I’m not a trending topic. I need to read hashtags a few times before they make sense to me. The modest successes I have had with social media are the internet equivalents of riding an elevator with someone famous—Ron Perlman retweeted a comment I wrote about Mayor Bloomberg, Diana Nyad favorited, retweeted and responded to a photo I posted of my daughter in swimming goggles, Smithsonian Magazine thanked me for correcting them on a mis-captioned photograph the day Neil Armstrong died—it was a photo of Buzz Aldrin. I don’t feel like I’m screaming into the void, that I’m unheard or unappreciated—I mean, out-geeking Smithsonian on the space program… there are few greater geek rewards than that. My posts and tweets reach an audience, they’re just not what you’d call viral. They’re more fungal.
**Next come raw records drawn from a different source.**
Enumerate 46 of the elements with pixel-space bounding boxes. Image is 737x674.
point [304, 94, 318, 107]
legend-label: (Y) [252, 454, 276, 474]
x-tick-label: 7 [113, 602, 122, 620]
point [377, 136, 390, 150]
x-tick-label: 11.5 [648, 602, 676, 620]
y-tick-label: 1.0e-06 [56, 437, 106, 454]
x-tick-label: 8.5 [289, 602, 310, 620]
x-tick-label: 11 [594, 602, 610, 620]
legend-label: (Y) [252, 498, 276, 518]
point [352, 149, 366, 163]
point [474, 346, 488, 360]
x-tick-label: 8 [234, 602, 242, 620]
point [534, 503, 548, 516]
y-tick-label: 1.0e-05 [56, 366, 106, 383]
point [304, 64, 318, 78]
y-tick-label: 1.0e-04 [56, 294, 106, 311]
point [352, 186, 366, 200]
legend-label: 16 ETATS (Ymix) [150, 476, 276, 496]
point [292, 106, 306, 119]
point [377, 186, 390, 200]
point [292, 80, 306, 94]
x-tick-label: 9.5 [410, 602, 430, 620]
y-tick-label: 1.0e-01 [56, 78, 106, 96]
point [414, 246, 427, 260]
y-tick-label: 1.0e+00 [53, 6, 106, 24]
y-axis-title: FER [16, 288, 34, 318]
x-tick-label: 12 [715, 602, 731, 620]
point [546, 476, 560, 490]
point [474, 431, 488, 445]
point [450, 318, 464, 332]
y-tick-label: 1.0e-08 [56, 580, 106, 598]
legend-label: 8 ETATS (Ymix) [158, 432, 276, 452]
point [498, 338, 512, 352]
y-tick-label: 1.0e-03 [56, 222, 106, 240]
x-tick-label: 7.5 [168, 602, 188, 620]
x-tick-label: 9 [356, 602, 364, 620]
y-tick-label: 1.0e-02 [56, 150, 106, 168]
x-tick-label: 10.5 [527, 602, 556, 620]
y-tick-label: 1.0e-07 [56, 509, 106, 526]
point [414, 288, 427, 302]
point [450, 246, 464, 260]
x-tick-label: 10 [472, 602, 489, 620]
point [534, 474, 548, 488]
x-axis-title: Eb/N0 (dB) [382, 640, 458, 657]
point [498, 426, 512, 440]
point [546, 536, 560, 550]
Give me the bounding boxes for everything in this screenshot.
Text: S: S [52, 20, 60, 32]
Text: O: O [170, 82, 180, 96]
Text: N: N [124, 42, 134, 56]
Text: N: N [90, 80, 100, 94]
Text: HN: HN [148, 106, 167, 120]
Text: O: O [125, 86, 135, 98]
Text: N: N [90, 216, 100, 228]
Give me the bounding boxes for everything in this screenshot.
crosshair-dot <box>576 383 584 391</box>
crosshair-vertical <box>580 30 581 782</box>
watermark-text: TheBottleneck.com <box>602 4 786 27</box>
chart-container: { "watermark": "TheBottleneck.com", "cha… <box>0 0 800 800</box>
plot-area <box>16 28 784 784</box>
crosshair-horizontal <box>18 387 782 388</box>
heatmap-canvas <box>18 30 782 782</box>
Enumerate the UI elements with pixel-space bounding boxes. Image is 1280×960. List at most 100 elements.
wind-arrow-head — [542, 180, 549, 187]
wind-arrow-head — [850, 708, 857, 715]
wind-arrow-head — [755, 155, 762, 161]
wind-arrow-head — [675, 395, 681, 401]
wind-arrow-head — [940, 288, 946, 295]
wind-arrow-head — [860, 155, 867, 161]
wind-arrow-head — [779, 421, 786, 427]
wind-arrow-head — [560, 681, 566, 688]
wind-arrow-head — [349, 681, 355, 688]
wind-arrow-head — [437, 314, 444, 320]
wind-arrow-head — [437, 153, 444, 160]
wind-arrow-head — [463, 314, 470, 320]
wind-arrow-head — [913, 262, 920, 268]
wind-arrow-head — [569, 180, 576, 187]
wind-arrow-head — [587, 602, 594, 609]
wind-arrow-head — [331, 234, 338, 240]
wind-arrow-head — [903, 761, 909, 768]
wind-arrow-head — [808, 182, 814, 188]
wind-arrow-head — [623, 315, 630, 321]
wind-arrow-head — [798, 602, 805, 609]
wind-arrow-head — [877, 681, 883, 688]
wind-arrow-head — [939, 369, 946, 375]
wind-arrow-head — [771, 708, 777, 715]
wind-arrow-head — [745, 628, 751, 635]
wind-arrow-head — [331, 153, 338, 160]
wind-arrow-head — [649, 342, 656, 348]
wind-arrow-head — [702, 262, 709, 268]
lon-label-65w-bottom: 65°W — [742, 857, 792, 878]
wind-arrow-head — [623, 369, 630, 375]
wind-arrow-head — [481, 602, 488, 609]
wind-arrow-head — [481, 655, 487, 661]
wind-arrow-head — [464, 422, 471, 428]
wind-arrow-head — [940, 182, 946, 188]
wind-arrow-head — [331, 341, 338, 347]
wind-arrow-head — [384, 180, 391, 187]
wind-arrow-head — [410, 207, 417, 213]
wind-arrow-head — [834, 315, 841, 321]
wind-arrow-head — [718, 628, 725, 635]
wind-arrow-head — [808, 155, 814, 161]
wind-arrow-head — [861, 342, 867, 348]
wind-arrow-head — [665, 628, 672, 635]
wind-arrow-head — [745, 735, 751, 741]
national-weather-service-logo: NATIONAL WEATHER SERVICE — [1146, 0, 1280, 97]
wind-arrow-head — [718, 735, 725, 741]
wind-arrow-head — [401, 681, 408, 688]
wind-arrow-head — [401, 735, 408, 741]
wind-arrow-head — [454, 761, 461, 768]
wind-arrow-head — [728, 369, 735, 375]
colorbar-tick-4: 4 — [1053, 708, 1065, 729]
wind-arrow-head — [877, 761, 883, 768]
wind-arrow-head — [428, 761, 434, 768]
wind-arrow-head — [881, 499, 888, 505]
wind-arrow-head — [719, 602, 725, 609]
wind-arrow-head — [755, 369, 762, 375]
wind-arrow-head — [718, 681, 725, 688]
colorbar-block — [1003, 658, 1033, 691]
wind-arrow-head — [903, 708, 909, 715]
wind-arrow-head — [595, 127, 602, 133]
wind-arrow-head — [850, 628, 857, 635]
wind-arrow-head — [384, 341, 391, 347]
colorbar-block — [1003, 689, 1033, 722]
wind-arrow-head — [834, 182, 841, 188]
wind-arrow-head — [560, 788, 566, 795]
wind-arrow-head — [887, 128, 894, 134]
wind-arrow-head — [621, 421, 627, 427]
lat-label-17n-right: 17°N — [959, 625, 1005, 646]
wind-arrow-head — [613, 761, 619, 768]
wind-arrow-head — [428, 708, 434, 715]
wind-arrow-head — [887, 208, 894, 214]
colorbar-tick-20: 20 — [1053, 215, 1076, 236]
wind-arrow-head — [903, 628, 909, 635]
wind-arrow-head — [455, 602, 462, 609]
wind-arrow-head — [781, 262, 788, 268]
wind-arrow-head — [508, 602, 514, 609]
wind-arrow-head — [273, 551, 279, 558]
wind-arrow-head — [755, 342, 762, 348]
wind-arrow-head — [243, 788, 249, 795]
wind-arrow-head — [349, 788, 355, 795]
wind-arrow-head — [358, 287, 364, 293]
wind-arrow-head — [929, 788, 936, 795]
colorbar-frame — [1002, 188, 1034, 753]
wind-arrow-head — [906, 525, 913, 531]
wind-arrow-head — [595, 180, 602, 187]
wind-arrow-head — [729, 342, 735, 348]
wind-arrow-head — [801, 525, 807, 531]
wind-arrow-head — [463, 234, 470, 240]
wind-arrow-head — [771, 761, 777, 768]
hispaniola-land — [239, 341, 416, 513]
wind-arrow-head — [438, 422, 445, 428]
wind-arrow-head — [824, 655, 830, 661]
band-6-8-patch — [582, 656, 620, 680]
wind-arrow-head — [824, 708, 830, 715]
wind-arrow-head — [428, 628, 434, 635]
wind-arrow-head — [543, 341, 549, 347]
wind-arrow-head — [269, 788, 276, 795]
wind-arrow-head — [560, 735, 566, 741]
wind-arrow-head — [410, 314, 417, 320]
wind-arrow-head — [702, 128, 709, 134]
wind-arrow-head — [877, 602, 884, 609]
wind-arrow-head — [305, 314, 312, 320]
This week I posted a photo on Facebook—a snapshot of my daughter finishing her homework. She said something smart and I asked if I could share it with my friends. When I logged on the next morning, the photo had a solid 38 likes—not bad for a second grader’s homework. Tagging the photo was an afterthought, but since Diana Nyad liked the swimming goggles, maybe the author of the book my daughter was reading would like a mention—38 likes gives you that kind of confidence. I drafted a tweet—my daughter’s photo and her quote, “You know Dad, I think I’m done with princesses.” I ended with the tags @Malala and @MalalaFund. My phone started ringing and didn’t stop all day. It didn’t ring like a phone, but like a bell on a busy shop door, an abacus counting likes and tweets and shares. I read hundreds of comments from around the world, cheering on my daughter and blessing her for reading a book. By this morning my daughter’s photo and quote had been liked, favorited, shared, Instagrammed and retweeted over 43,000 times. Maybe she’s not the only little girl who’s done with princesses.